We knew early on, when our son Jude arrived, that life in our house would look different from many other families. As a pair of women raising a boy, we navigate a world where family structure expectations and sports culture intersect constantly. That difference is part of our daily life: routines, conversations and community activities reflect our identity, and we try to turn those differences into opportunities for learning. We also bring a sense of humor to parenting — yes, one of us jokes about being eccentric — but we take seriously the question of how to teach him about the wider world of athletics, including that men play sports too.
From the earliest months, our home environment has been saturated with women’s sports. Our local park hosts a weekly ritual where friends gather for lesbian kickball, our living room often streams games muted while he watches bodies move across a screen, and our neighborhood conversations revolve around female athletes we admire. That context is a strength: it gives Jude visible role models and a community that celebrates athleticism. Still, we also want him to understand the full span of sports culture — the existence of male athletes, the history of leagues, and the economic dynamics that have shaped opportunities for women and men.
Let him learn by playing
One of the simplest ways we introduce the idea that men play sports is to let Jude be an athlete himself. We have installed a collection of basketball hoops around the property — a small hoop dangling in a bathtub play area, a sturdier one at the driveway, and another mounted on the backyard play structure — so that the default message is clear: ball play is for him, too. When children take part in movement and games, abstract ideas become concrete. The fact that Jude has already mastered the word ball and reaches instinctively for a bouncing object tells us that embodied experience is a powerful teacher; seeing him run, throw and giggle while playing makes conversations about other people who play sports feel natural and grounded in his own life.
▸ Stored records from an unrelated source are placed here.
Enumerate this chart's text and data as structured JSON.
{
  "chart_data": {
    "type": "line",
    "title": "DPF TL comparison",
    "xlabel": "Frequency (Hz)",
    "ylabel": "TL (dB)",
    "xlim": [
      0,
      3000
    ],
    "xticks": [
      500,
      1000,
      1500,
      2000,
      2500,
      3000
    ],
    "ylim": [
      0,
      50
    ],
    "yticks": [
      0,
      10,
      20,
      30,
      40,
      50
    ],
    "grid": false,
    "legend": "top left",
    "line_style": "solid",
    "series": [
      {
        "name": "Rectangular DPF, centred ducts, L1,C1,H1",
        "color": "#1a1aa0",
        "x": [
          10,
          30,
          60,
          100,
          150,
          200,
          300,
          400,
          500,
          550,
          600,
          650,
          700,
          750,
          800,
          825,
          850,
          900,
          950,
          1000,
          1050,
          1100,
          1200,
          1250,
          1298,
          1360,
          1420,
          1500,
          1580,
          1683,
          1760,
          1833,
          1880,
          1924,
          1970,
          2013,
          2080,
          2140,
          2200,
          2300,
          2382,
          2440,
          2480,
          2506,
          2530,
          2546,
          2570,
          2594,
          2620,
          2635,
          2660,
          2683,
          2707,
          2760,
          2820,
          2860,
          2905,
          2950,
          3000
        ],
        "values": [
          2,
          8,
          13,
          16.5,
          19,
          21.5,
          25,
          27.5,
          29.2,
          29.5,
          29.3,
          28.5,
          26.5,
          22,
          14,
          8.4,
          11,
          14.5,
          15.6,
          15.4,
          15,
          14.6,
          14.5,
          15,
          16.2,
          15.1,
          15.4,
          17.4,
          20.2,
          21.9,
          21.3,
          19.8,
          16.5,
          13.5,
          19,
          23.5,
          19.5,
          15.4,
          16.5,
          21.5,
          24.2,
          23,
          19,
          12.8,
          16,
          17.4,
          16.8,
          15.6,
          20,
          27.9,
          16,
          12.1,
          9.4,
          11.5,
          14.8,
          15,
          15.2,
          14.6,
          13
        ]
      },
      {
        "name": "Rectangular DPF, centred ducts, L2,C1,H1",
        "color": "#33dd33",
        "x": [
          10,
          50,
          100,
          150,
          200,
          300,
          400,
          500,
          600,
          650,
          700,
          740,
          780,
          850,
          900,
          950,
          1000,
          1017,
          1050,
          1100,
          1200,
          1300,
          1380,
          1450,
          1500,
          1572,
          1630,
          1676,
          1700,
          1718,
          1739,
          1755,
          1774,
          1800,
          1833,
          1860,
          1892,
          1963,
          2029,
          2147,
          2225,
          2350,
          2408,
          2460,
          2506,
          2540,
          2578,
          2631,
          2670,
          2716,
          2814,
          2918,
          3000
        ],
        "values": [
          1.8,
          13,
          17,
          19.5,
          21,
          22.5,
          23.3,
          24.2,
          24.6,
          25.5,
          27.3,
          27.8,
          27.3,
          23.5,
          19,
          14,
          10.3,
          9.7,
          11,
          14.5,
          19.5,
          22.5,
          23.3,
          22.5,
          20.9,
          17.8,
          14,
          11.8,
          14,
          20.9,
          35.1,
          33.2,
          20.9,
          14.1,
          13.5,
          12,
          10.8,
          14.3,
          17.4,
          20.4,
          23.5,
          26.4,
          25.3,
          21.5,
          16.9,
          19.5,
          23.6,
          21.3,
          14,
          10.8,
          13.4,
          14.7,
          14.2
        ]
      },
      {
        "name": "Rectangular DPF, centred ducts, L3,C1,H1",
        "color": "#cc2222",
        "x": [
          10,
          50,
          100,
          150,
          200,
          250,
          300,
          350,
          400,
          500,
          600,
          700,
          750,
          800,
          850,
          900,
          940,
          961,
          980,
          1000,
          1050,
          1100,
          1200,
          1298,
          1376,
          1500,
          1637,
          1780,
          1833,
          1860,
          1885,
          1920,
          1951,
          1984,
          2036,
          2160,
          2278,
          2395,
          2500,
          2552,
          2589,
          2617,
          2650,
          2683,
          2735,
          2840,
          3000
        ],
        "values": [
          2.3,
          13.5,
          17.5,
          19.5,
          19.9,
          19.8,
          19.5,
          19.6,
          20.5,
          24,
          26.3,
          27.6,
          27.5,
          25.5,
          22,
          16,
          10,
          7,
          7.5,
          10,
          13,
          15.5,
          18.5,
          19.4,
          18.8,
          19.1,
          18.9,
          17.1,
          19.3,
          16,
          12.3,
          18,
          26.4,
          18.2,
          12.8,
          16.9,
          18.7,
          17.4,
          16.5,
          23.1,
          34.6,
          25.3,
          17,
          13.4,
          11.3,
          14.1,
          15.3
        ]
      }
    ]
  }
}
Nonverbal communication matters
Because Jude is still primarily communicating through gestures, laughter and single words, we pay close attention to nonverbal cues. He uses the ASL sign for milk before he says the word, and he shares delight in the rhythm of play much more than any spoken explanation. That means our early lessons about sports are sensory and social: trips to the park, watching a live game in short bursts, and participating in neighborhood matches are more effective than lectures. Using play-based learning helps him connect the concept of athletes to bodies moving, teamwork and joy rather than to adult anxieties about rankings or gossip.
Teach the broader story
As he grows, we intend to layer in context about the institutions around sport. Part of that is history: for instance, we point out that the men’s basketball association traces its roots back to 1949 and has a long timeline that sits alongside the much shorter organized histories of many women’s leagues. We also plan to explain pay inequality in sports — how female athletes have fought to receive fair compensation — and to encourage him to see those struggles as part of a larger conversation about economic fairness. Presenting that history helps Jude develop a sense of justice and gives him language for why women’s sports are celebrated in our circles.
Keep adult fandom separate
It is worth remembering that adult fandom often includes details kids don’t need: romance rumors, contract intrigue and off-field scandals are entertaining to grown-ups but irrelevant to a toddler learning to dribble. We try to avoid turning every sports moment into a soap opera. When Jude is older and curious about storylines, those conversations can happen in age-appropriate ways. For now, focusing on teamwork, skill and respect for all athletes — whether women or men — keeps sports a healthy, joyful part of his upbringing and prevents premature exposure to complex adult dynamics that may confuse more than clarify.
Timing, boundaries and the option to wait
There is no single right moment to explain everything. Some topics — such as what it means to be donor conceived — deserve careful timing and clear language, and we plan to wait until Jude can grasp the concepts before mentioning particulars like the donor being 6’7″ or why we set up so many hoops. Other lessons, like how men and women both play sports or why athletes sometimes earn different pay, can be introduced incrementally. And it is also acceptable to let some discoveries happen organically: he might notice men on TV or at a bar, or spot people playing golf, and ask a question then. Parenting in this area is a mix of intentional teaching and letting curiosity lead.
Ultimately, our aim is to raise a son who sees athletes as people, understands the history and inequalities that shape sports, and feels comfortable playing and cheering regardless of gender. By combining play-based exposure, contextual education and patient timing, we hope Jude grows up with a broad, empathetic view of athletics — one that honors the strong presence of women’s sports in his early life while also welcoming the fact that men play sports too.